Denying everything. Had she suspected her husband of such a crime? She had given him the alibi for the Saturday morning. Maybe that was genuine. The child could have been placed there another day, though that didn’t account for the noise of the van heard so early in the day.
Or maybe Mandy Breeley suspected her husband but wouldn’t admit it to herself. Shut down the whispers in her head, made light of the worry gnawing away inside. Wanted to believe him innocent. To believe he was a good man, a decent man. Not think that the father of her children murdered another child.
Chapter 25
While Joe Breeley was booked in and a solicitor was arranged, Janine and Richard prepared the interview, going over all the facts, the evidence they had and the contradictions in what Breeley had told them so far.
Janine had sent CSIs to recover the van.
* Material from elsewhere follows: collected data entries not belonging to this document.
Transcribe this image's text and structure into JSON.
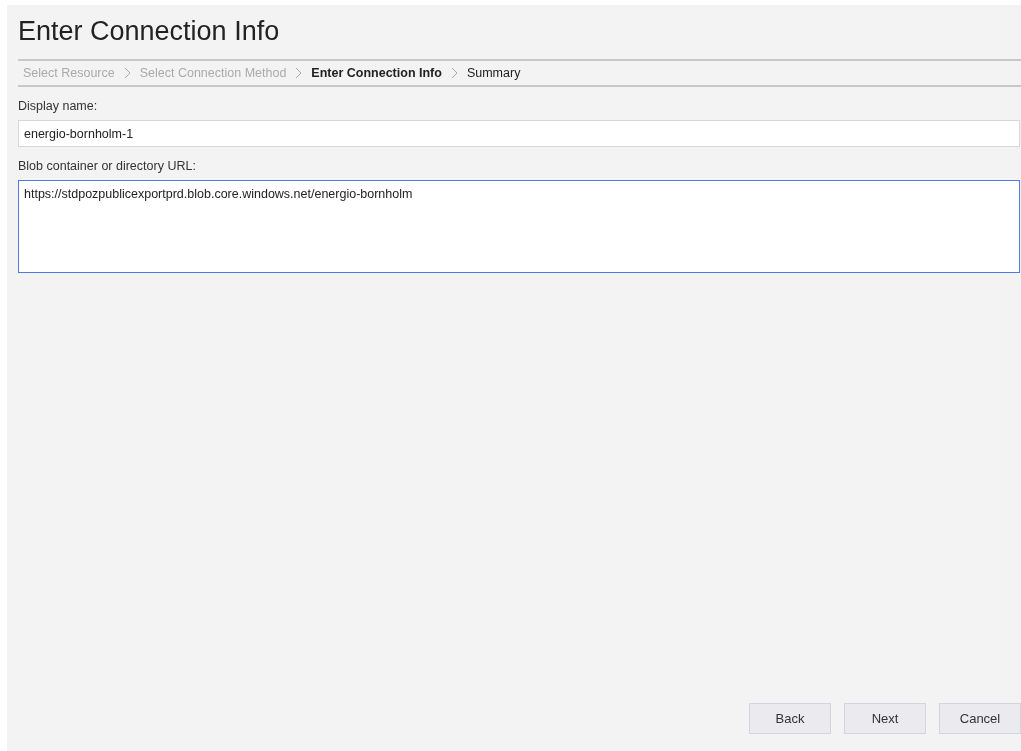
{
  "title": "Enter Connection Info",
  "steps": [
    {
      "label": "Select Resource",
      "selected": false,
      "disabled": true
    },
    {
      "label": "Select Connection Method",
      "selected": false,
      "disabled": true
    },
    {
      "label": "Enter Connection Info",
      "selected": true,
      "disabled": false
    },
    {
      "label": "Summary",
      "selected": false,
      "disabled": false
    }
  ],
  "fields": [
    {
      "label": "Display name:",
      "value": "energio-bornholm-1",
      "kind": "input",
      "focused": false
    },
    {
      "label": "Blob container or directory URL:",
      "value": "https://stdpozpublicexportprd.blob.core.windows.net/energio-bornholm",
      "kind": "textarea",
      "focused": true
    }
  ],
  "buttons": [
    "Back",
    "Next",
    "Cancel"
  ]
}
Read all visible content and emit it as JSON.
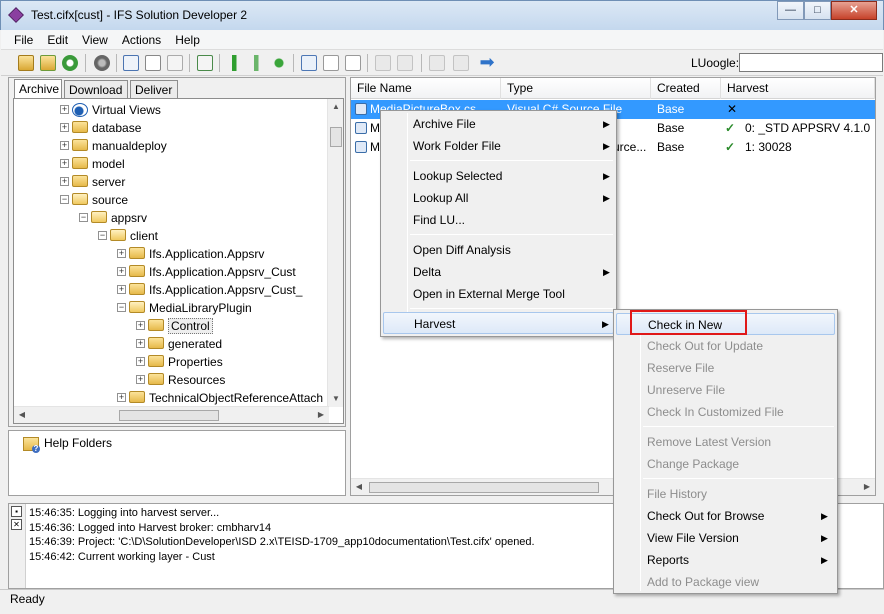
{
  "window": {
    "title": "Test.cifx[cust] - IFS Solution Developer 2",
    "minimize_icon": "minimize-icon",
    "maximize_icon": "maximize-icon",
    "close_icon": "close-icon",
    "minimize_glyph": "—",
    "maximize_glyph": "□",
    "close_glyph": "✕"
  },
  "menubar": {
    "file": "File",
    "edit": "Edit",
    "view": "View",
    "actions": "Actions",
    "help": "Help"
  },
  "toolbar": {
    "search_label": "LUoogle:",
    "search_value": "",
    "nav_forward_icon": "arrow-right-icon"
  },
  "left_tabs": {
    "archive": "Archive",
    "download": "Download",
    "deliver": "Deliver"
  },
  "tree": {
    "virtual_views": "Virtual Views",
    "database": "database",
    "manualdeploy": "manualdeploy",
    "model": "model",
    "server": "server",
    "source": "source",
    "appsrv": "appsrv",
    "client": "client",
    "ifs_appsrv": "Ifs.Application.Appsrv",
    "ifs_appsrv_cust": "Ifs.Application.Appsrv_Cust",
    "ifs_appsrv_cust2": "Ifs.Application.Appsrv_Cust_",
    "media_plugin": "MediaLibraryPlugin",
    "control": "Control",
    "generated": "generated",
    "properties": "Properties",
    "resources": "Resources",
    "tech_attach": "TechnicalObjectReferenceAttach"
  },
  "help_pane": {
    "help_folders": "Help Folders"
  },
  "file_list": {
    "columns": {
      "file_name": "File Name",
      "type": "Type",
      "created": "Created",
      "harvest": "Harvest"
    },
    "rows": [
      {
        "name": "MediaPictureBox.cs",
        "type": "Visual C# Source File",
        "created": "Base",
        "status": "✕",
        "harvest": ""
      },
      {
        "name": "M",
        "type": "",
        "created": "Base",
        "status": "✓",
        "harvest": "0: _STD APPSRV 4.1.0"
      },
      {
        "name": "M",
        "type": "urce...",
        "created": "Base",
        "status": "✓",
        "harvest": "1: 30028"
      }
    ]
  },
  "context_menu": {
    "archive_file": "Archive File",
    "work_folder_file": "Work Folder File",
    "lookup_selected": "Lookup Selected",
    "lookup_all": "Lookup All",
    "find_lu": "Find LU...",
    "open_diff": "Open Diff Analysis",
    "delta": "Delta",
    "open_merge": "Open in External Merge Tool",
    "harvest": "Harvest",
    "submenu_arrow": "▶"
  },
  "harvest_menu": {
    "check_in_new": "Check in New",
    "check_out_update": "Check Out for Update",
    "reserve_file": "Reserve File",
    "unreserve_file": "Unreserve File",
    "check_in_customized": "Check In Customized File",
    "remove_latest": "Remove Latest Version",
    "change_package": "Change Package",
    "file_history": "File History",
    "check_out_browse": "Check Out for Browse",
    "view_file_version": "View File Version",
    "reports": "Reports",
    "add_to_package": "Add to Package view"
  },
  "log": {
    "lines": [
      "15:46:35: Logging into harvest server...",
      "15:46:36: Logged into Harvest broker: cmbharv14",
      "15:46:39: Project: 'C:\\D\\SolutionDeveloper\\ISD 2.x\\TEISD-1709_app10documentation\\Test.cifx' opened.",
      "15:46:42: Current working layer - Cust"
    ],
    "close_glyph": "✕",
    "pin_glyph": "▪"
  },
  "status": {
    "text": "Ready"
  },
  "colors": {
    "selection": "#3399ff",
    "highlight_box": "#e01818",
    "check_ok": "#2a8a2a"
  }
}
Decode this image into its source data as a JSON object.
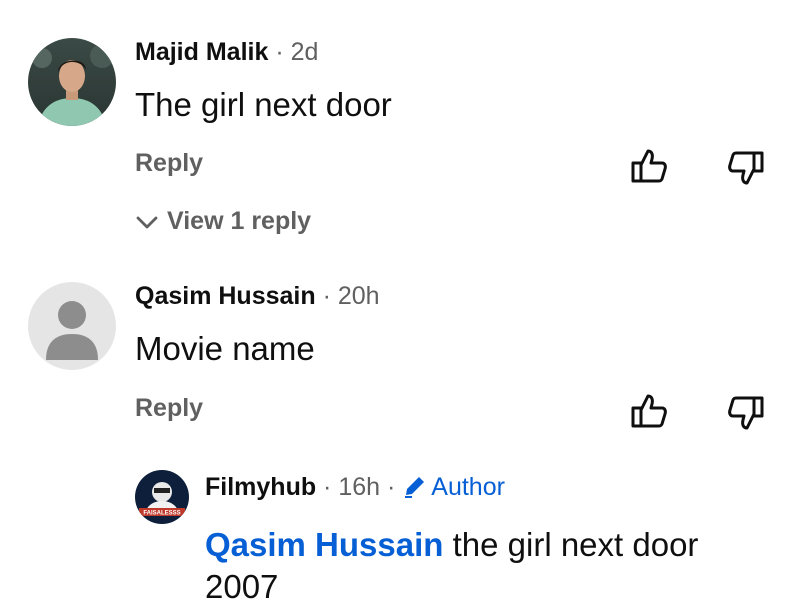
{
  "comments": [
    {
      "author": "Majid Malik",
      "time": "2d",
      "text": "The girl next door",
      "reply_label": "Reply",
      "view_replies_label": "View 1 reply"
    },
    {
      "author": "Qasim Hussain",
      "time": "20h",
      "text": "Movie name",
      "reply_label": "Reply"
    }
  ],
  "reply": {
    "author": "Filmyhub",
    "time": "16h",
    "author_badge": "Author",
    "mention": "Qasim Hussain",
    "text_line1": " the girl next door",
    "text_line2": "2007",
    "avatar_text": "FAISALESSS"
  },
  "icons": {
    "like": "thumbs-up-icon",
    "dislike": "thumbs-down-icon",
    "chevron": "chevron-down-icon",
    "pencil": "pencil-icon"
  },
  "colors": {
    "link_blue": "#065fd4",
    "secondary_text": "#606060"
  }
}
In the lab, Joe Breeley’s glasses prescription was being compared to the broken lens found close to the manhole, and an examination was underway to see if the glasses screw fit the frames. In the custody suite, Breeley was being processed, having his fingerprints taken, giving a DNA sample and a hair from his head. The lab would look at the hair to see if it resembled the one recovered from inside the sheet. A DNA profile would establish if they came from the same person.